Obvious but underestimated?

I have been surprised by how others have been surprised by how supply chains are responding to tariff turmoil.

In mid-December I included this almost throw-away-line in a note to selected clients:

The most heavily tariffed imports will likely become rare, consumer prices on rarities will spike, and US exports will shrivel from retaliation. If so—inflation surges. If so—consumption declines. If so—jobs disappear.

Weasel words are worth special attention: “likely” and “If so” acknowledge other alternatives. Depending on how high the tariffs go on how many product categories — and, especially, for how long — the potential network effects are impossible to fully, confidently predict.

Still, while predictive analytics are challenging, I did not give these general outcomes much more explanation because… well, it seemed so obvious.

It should not surprise that rapid and significant price increases — whatever the cause — will suppress consumption. Decreased consumption will prompt reduced production and eventual shedding of production costs (such as labor). When jobs disappear this further constrains consumption. There are other cascading outcomes, obviously (or maybe not).
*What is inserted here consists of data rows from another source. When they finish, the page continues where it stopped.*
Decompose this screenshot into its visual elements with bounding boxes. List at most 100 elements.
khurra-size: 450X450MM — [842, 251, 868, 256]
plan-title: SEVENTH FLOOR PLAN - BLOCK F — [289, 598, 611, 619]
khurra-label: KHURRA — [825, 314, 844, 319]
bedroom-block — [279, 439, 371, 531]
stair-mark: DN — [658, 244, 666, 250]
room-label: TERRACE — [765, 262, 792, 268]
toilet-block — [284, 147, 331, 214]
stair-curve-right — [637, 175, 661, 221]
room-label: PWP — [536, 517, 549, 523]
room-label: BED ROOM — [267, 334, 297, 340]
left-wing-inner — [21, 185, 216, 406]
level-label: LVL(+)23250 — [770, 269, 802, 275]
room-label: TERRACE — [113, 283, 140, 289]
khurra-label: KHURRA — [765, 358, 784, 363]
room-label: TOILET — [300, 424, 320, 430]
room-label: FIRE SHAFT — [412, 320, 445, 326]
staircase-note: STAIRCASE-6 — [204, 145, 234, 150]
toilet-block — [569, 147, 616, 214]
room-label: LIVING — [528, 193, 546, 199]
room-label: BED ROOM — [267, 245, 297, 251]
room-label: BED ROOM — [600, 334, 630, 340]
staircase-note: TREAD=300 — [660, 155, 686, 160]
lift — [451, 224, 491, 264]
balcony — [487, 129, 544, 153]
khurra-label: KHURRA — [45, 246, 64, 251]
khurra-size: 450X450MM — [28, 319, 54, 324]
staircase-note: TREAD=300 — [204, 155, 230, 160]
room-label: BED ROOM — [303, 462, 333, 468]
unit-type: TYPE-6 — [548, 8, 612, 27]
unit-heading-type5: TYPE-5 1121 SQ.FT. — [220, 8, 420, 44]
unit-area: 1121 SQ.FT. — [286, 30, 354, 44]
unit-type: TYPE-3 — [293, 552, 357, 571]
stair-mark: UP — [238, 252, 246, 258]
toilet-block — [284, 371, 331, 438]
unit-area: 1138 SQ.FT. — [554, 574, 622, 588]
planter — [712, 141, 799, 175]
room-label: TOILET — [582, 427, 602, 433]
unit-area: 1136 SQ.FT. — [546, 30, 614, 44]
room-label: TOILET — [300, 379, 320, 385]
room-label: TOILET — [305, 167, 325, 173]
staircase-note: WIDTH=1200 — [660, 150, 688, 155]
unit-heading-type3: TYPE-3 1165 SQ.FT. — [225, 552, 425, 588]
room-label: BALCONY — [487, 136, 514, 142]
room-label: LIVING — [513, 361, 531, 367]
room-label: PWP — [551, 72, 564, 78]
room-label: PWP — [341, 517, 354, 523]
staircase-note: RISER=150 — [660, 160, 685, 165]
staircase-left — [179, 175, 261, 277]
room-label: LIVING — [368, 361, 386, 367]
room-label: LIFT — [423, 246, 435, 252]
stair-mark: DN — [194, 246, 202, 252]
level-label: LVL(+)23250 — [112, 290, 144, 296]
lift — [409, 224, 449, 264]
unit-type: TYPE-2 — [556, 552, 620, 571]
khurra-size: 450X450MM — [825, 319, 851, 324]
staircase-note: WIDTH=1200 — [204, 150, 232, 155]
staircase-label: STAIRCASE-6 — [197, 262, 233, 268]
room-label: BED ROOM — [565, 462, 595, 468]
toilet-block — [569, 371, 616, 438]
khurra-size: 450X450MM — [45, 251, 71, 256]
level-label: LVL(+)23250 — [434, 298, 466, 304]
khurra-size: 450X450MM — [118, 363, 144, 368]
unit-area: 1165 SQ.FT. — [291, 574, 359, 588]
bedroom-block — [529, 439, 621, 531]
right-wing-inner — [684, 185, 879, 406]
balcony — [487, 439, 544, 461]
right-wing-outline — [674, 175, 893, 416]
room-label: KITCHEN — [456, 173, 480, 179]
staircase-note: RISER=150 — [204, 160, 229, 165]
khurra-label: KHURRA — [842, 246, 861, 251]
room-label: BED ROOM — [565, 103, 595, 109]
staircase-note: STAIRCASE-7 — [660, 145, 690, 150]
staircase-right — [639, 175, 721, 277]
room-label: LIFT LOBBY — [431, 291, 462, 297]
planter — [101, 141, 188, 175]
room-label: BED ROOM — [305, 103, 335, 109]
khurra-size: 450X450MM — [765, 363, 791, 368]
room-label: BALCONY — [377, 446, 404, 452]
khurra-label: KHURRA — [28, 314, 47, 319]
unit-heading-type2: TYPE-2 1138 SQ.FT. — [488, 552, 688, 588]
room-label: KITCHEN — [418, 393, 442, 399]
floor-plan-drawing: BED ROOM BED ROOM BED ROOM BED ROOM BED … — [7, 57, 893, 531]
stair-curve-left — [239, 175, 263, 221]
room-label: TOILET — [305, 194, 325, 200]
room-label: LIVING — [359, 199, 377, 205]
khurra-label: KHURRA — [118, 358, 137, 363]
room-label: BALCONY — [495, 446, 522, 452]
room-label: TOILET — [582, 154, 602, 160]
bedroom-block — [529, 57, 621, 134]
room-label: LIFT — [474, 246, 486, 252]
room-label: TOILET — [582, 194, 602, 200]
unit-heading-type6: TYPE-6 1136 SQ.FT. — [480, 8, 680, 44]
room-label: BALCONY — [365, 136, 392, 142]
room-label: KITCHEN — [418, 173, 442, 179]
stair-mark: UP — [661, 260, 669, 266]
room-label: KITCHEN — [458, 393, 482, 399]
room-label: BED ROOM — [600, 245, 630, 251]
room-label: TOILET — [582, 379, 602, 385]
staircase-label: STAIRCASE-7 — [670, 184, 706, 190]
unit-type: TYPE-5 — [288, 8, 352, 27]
For my supply chain-obsessed clients these implications are obvious. After the shared experience of pandemic-impacted supply chains (2020-2022), I sort of assumed these broad principles of cause-and-effect were now well known. Maybe not.

We seem to have an opportunity to re-learn these principles.

Tariffs can constructively shape demand and supply dynamics. But at some point — far below sudden 145 percent increases — tariffs are demand-destruction devices — especially when and where replacement sources do not have near-term surge capacity.

So, it should be obvious that imports will surge ahead of tariffs and collapse once tariffs are imposed (here and here and here plus one more published late on April 27 and updated on the 28th).

Given the volume and value of goods imported into the United States (see chart below), it should be obvious that significant tariffs will disrupt the ability to fulfill demand for goods (here and here and here). The meaning of “significant” is product-specific and consumer-sensitive, but the farther (and faster) above 12 percent any tariff goes, multiplier effects on disrupted consumer behavior often emerge. There is also an escalated disruption multiplier for product-categories where imports fulfill more than one-fifth of current consumption. (One more added on April 28.)

Even where meaningful import-replacement capacity exists, prices will increase given the sudden disruption of preexisting demand-supply equilibria (here and here). This does seem to be “obvious” to most Americans (here and here).

Depending on the duration of higher tariffs and the speed with which import-substitution capacity can be increased, consumption will obviously be disrupted. Demand disruption will usually cause labor market volatility (please remember 2020). Demand destruction — as products are not available and/or price increases diminish consumption and/or economic anxiety suppresses consumer behavior, etc. — will eventually impact hourly wages and overall employment — which in turn impacts overall economic activity (please remember the Great Recession). The potential scope and scale of these impacts are admittedly less obvious. But the Tax Foundation estimates that implementation of all the tariffs announced through April 10 would reduce the US labor force by the equivalent of more than 640,000 full-time jobs. (More and more and more and more.)

The current tariffs are meant to advance several goals. The “universal” ten percent tariff is intended to raise federal government revenue. The sector-specific tariffs (e.g., steel, aluminum, automobiles) are intended to mitigate US dependence for critical materials on foreign sources. The reciprocal tariffs (now paused for 90 days) are intended to motivate bilateral negotiations that will increase the purchase of US exports and attract foreign enterprises to build manufacturing facilities in the United States. More US manufacturing jobs are intended. These are obviously good intentions.

The best intentions are often complicated by unintended consequences.